Summary and Setup

OpenRefine is a powerful free, open source tool for working with messy data: cleaning it; transforming it from one format into another; and extending it with web services and external data. This lesson was especially developed for researchers in the humanities who want to learn how to improve the quality of their research data. It is designed for participants with no pevious experience.

OpenRefine is a powerful, free, open source tool for working with messy data: cleaning it, transforming it from one format into another, and extending it with web services and external data.

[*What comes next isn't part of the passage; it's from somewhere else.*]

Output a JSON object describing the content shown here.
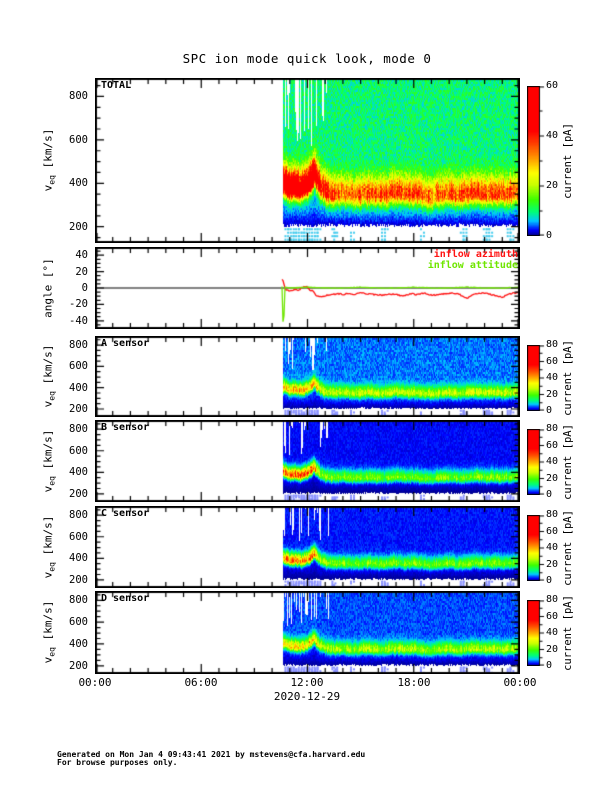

In scientific research, data is rarely perfect. Information is often collected from many different sources, such as archives, museums, or fieldwork, and combined into a single dataset. This can lead to a variety of problems: names spelled in different ways, missing or inconsistent values, dates in different formats, or duplicate entries. Sometimes data is entered manually, which can introduce typos or errors. Other times, data comes from automated exports or digitization projects, which may not follow a consistent structure. As a result, researchers often face the challenge of working with data that is not ready for analysis.

Before you can draw meaningful conclusions from your data, it is essential to clean and organize it. This process helps ensure that your analysis is accurate and reliable. OpenRefine is designed to make this step easier, even for those with no technical background. With OpenRefine, you can quickly identify and fix errors, standardize formats, and prepare your data for further research.

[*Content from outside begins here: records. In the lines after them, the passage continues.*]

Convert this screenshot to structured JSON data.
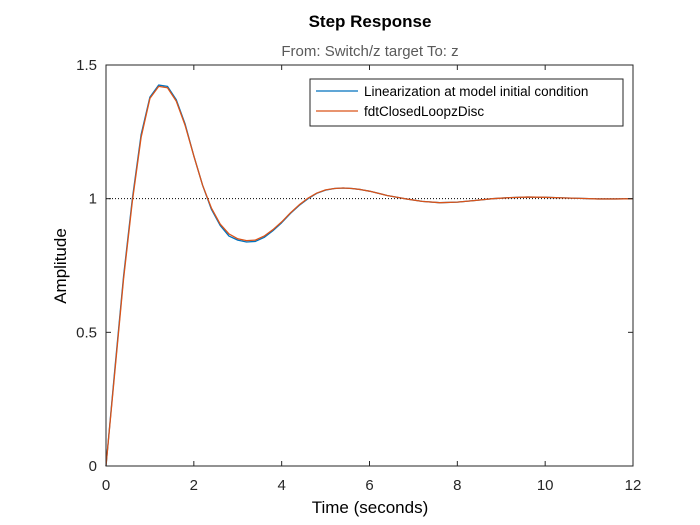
{
  "chart_data": {
    "type": "line",
    "title": "Step Response",
    "subtitle": "From: Switch/z target  To: z",
    "xlabel": "Time (seconds)",
    "ylabel": "Amplitude",
    "xlim": [
      0,
      12
    ],
    "ylim": [
      0,
      1.5
    ],
    "xticks": [
      0,
      2,
      4,
      6,
      8,
      10,
      12
    ],
    "yticks": [
      0,
      0.5,
      1,
      1.5
    ],
    "xtick_labels": [
      "0",
      "2",
      "4",
      "6",
      "8",
      "10",
      "12"
    ],
    "ytick_labels": [
      "0",
      "0.5",
      "1",
      "1.5"
    ],
    "grid": false,
    "legend": "top-right",
    "reference_line": {
      "y": 1,
      "style": "dotted"
    },
    "series": [
      {
        "name": "Linearization at model initial condition",
        "color": "#0072BD",
        "x": [
          0,
          0.2,
          0.4,
          0.6,
          0.8,
          1.0,
          1.2,
          1.4,
          1.6,
          1.8,
          2.0,
          2.2,
          2.4,
          2.6,
          2.8,
          3.0,
          3.2,
          3.4,
          3.6,
          3.8,
          4.0,
          4.2,
          4.4,
          4.6,
          4.8,
          5.0,
          5.2,
          5.4,
          5.6,
          5.8,
          6.0,
          6.4,
          6.8,
          7.2,
          7.6,
          8.0,
          8.4,
          8.8,
          9.2,
          9.6,
          10.0,
          10.4,
          10.8,
          11.2,
          11.6,
          12.0
        ],
        "y": [
          0,
          0.36,
          0.71,
          1.0,
          1.24,
          1.38,
          1.425,
          1.42,
          1.37,
          1.28,
          1.16,
          1.05,
          0.96,
          0.9,
          0.86,
          0.845,
          0.838,
          0.84,
          0.855,
          0.88,
          0.91,
          0.945,
          0.975,
          1.0,
          1.02,
          1.032,
          1.038,
          1.04,
          1.038,
          1.034,
          1.028,
          1.012,
          1.0,
          0.99,
          0.985,
          0.987,
          0.993,
          1.0,
          1.004,
          1.006,
          1.005,
          1.003,
          1.001,
          0.999,
          0.999,
          1.0
        ]
      },
      {
        "name": "fdtClosedLoopzDisc",
        "color": "#D95319",
        "x": [
          0,
          0.2,
          0.4,
          0.6,
          0.8,
          1.0,
          1.2,
          1.4,
          1.6,
          1.8,
          2.0,
          2.2,
          2.4,
          2.6,
          2.8,
          3.0,
          3.2,
          3.4,
          3.6,
          3.8,
          4.0,
          4.2,
          4.4,
          4.6,
          4.8,
          5.0,
          5.2,
          5.4,
          5.6,
          5.8,
          6.0,
          6.4,
          6.8,
          7.2,
          7.6,
          8.0,
          8.4,
          8.8,
          9.2,
          9.6,
          10.0,
          10.4,
          10.8,
          11.2,
          11.6,
          12.0
        ],
        "y": [
          0,
          0.35,
          0.7,
          0.99,
          1.23,
          1.375,
          1.42,
          1.415,
          1.365,
          1.275,
          1.16,
          1.05,
          0.965,
          0.905,
          0.868,
          0.85,
          0.843,
          0.845,
          0.86,
          0.884,
          0.913,
          0.947,
          0.977,
          1.002,
          1.021,
          1.033,
          1.038,
          1.04,
          1.038,
          1.034,
          1.028,
          1.012,
          1.0,
          0.99,
          0.985,
          0.987,
          0.993,
          1.0,
          1.004,
          1.006,
          1.005,
          1.003,
          1.001,
          0.999,
          0.999,
          1.0
        ]
      }
    ]
  }
}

This lesson was especially developed for researchers in the humanities who want to learn how to improve the quality of their research data. It is designed for participants with no previous experience.

Learning objectives


By the end of this lesson, you will be able to:

  • start a new OpenRefine project and import data
  • work with a subset of your data with the help of facets and filters
  • correct errors and reduce variations in your data through facets and clustering
  • transform your data for future analysis
  • use undo and redo actions of your cleaning steps
  • enrich your data with the help of reconciliation service
  • save and export cleaned data as well as data cleaning steps

Getting started


To follow this lesson, you must have OpenRefine installed on your computer and download a data file.

Prerequisite

Dataset

The dataset used in this lesson is a subset of the Metropolitan Museum of Art’s Open Access Initiative dataset with information about the objects in the Metropolitan Museum of Art (e.g. title, culture, artist biography). It has been reduced in the number of columns and intentionally ‘messed up’ a little bit.

Download the csv data file to your Computer.

Prerequisite

Software Setup

For this lesson you will need OpenRefine and a web browser. Note: OpenRefine is a Java program that runs on your machine (not in the cloud). It runs inside your browser, but no web connection is needed.

  1. Check that you have Firefox, Edge, Opera or Chrome, Chromium, Safari browsers installed and set as your default browser. OpenRefine runs in your default browser. It will not run correctly in Internet Explorer. Sometimes it even has some issues with Firefox.
  2. Download the software from openrefine.org/download and check below for further instructions depending on your operating system

Getting help

If you encounter problems installing or running OpenRefine, a good source of support is the OpenRefine mailing list and user forum. Include your operating system when searching to find the most relevant answers for your issue, such as threads related to Windows, macOS, or Linux.

You may also want to check the Stack Overflow OpenRefine tag.

If you want to know more details about installation, upgrades and configuration the installing manual of OpenRefine is a good resource.

Exiting OpenRefine

To exit OpenRefine, close all the browser tabs or windows, then navigate to the command line window. To close this window and ensure OpenRefine exits properly, hold down [control] and press [c] on your keyboard. This will save all changes to your projects.